Instantaneous healing of a severe concussion
I was spending my summer in Colorado playing polocrosse, which is very similar to polo and lacrosse, but on horseback. During our first game in a three-day tournament, I was hit from the left side and fell off my horse, knocking my head on the ground.
I felt like I’d been hit by a train. My vision became blurry and pixelated, and I could feel that I was losing consciousness.
This might not seem like a time when I had a choice about how to feel or how my body was responding to the fall. But I’ve learned from attending Christian Science Sunday School that in any situation I always have a choice. My choice is between what I know to be true about God and what appears to be true according to the five physical senses. Starting from the basis that God is good, present everywhere, and all-powerful, I can reject anything that says that something other than good is going on.
As I felt myself about to lose consciousness, I knew I had a decision to make.
So as I felt myself about to lose consciousness, I knew I had a decision to make. I could let this feeling overtake me, or I could turn to my loving Parent, my Father-Mother God, to feel and know His, Her, care. I made the conscious decision to hold on to what I knew to be true about God and about me as His, Her, loved child.
As I fought to stay awake, I also remembered Mary Baker Eddy’s poem “Love,” which talks about God’s protective, mothering love (see Poems, p. 6 ). It dawned on me that there had never been a moment when God, Love, hadn’t been there. When it appeared I’d fallen off my horse, Love was there. And Love was also here now. This realization brought me great comfort, and I was overcome with peace.
I didn’t lose consciousness, and in fact, after a few minutes I was able to stand up and walk over to the bleachers on the main field. I took a nap and woke up to find my dad talking to my mom on the phone.

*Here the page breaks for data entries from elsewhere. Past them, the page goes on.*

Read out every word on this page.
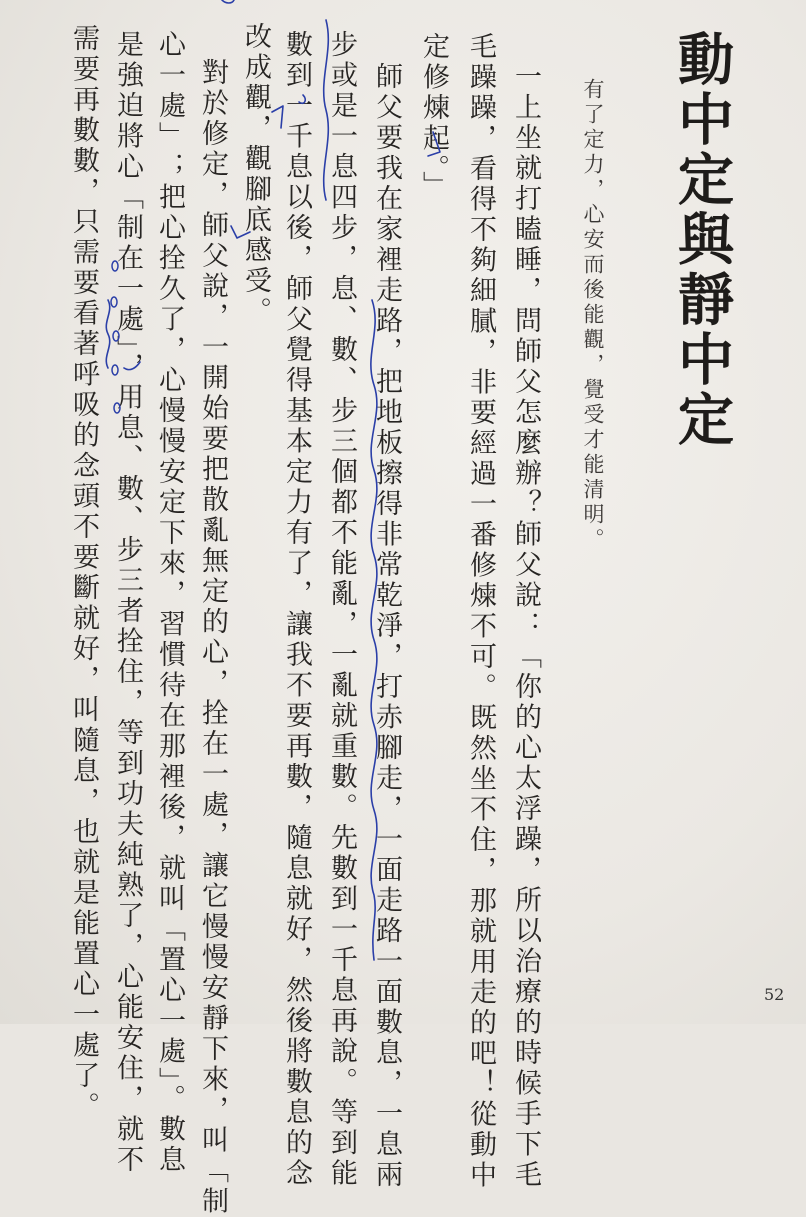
動中定與靜中定

有了定力，心安而後能觀，覺受才能清明。

一上坐就打瞌睡，問師父怎麼辦？師父說：「你的心太浮躁，所以治療的時候手下毛

毛躁躁，看得不夠細膩，非要經過一番修煉不可。既然坐不住，那就用走的吧！從動中

定修煉起。」

師父要我在家裡走路，把地板擦得非常乾淨，打赤腳走，一面走路一面數息，一息兩

步或是一息四步，息、數、步三個都不能亂，一亂就重數。先數到一千息再說。等到能

數到一千息以後，師父覺得基本定力有了，讓我不要再數，隨息就好，然後將數息的念

改成觀，觀腳底感受。

對於修定，師父說，一開始要把散亂無定的心，拴在一處，讓它慢慢安靜下來，叫「制

心一處」；把心拴久了，心慢慢安定下來，習慣待在那裡後，就叫「置心一處」。數息

是強迫將心「制在一處」，用息、數、步三者拴住，等到功夫純熟了，心能安住，就不

需要再數數，只需要看著呼吸的念頭不要斷就好，叫隨息，也就是能置心一處了。	52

He was telling her what had happened and that the paramedics had said I’d gotten a grade 3 concussion, which is considered a major concussion. However, what no one could understand was how this condition seemed to have disappeared, along with all the symptoms.
It was true. I felt fine. I sat up with ease and walked over to the camp where our team’s stuff was set up. For the next four hours, I walked around and packed up camp with complete freedom. I didn’t have any more effects from the concussion—that day or at any time after that. The next day I did wake up to a few feelings of discomfort, but after my mom asked a Christian Science practitioner to pray for me, I was able to continue the day with my group and experienced no further effects.
I began explaining that I’d been healed of the concussion through Christian Science.
But the story doesn’t end there. Two weeks later, at another tournament, I was greeted by a woman whom I’d been playing against two weeks earlier when I’d fallen. She noticed I was back up and playing and commented that she was quite surprised to see me riding again.
I’m usually pretty quiet about being a Christian Scientist. But she seemed so intrigued that I began explaining that I’d been healed of the concussion through Christian Science. We talked all the way through dinner and late into the night. She asked all kinds of questions, and I answered them the best I could and shared what I knew.
We continued the conversation over the next day or so, but over the school year I lost touch with her. Then, the following summer I returned to the tournament and ran into this woman once again. At dinner she explained that she’d gone home after our conversation and discovered there was a Christian Science Reading Room just down the street from her house. She’d bought a copy of Science and Health with Key to the Scriptures by Mary Baker Eddy and was now regularly attending a local branch Church of Christ, Scientist. She told me that she and her husband had already experienced their own healings!
I’m so grateful for the way my healing helped someone else discover more about God’s healing power through Christian Science.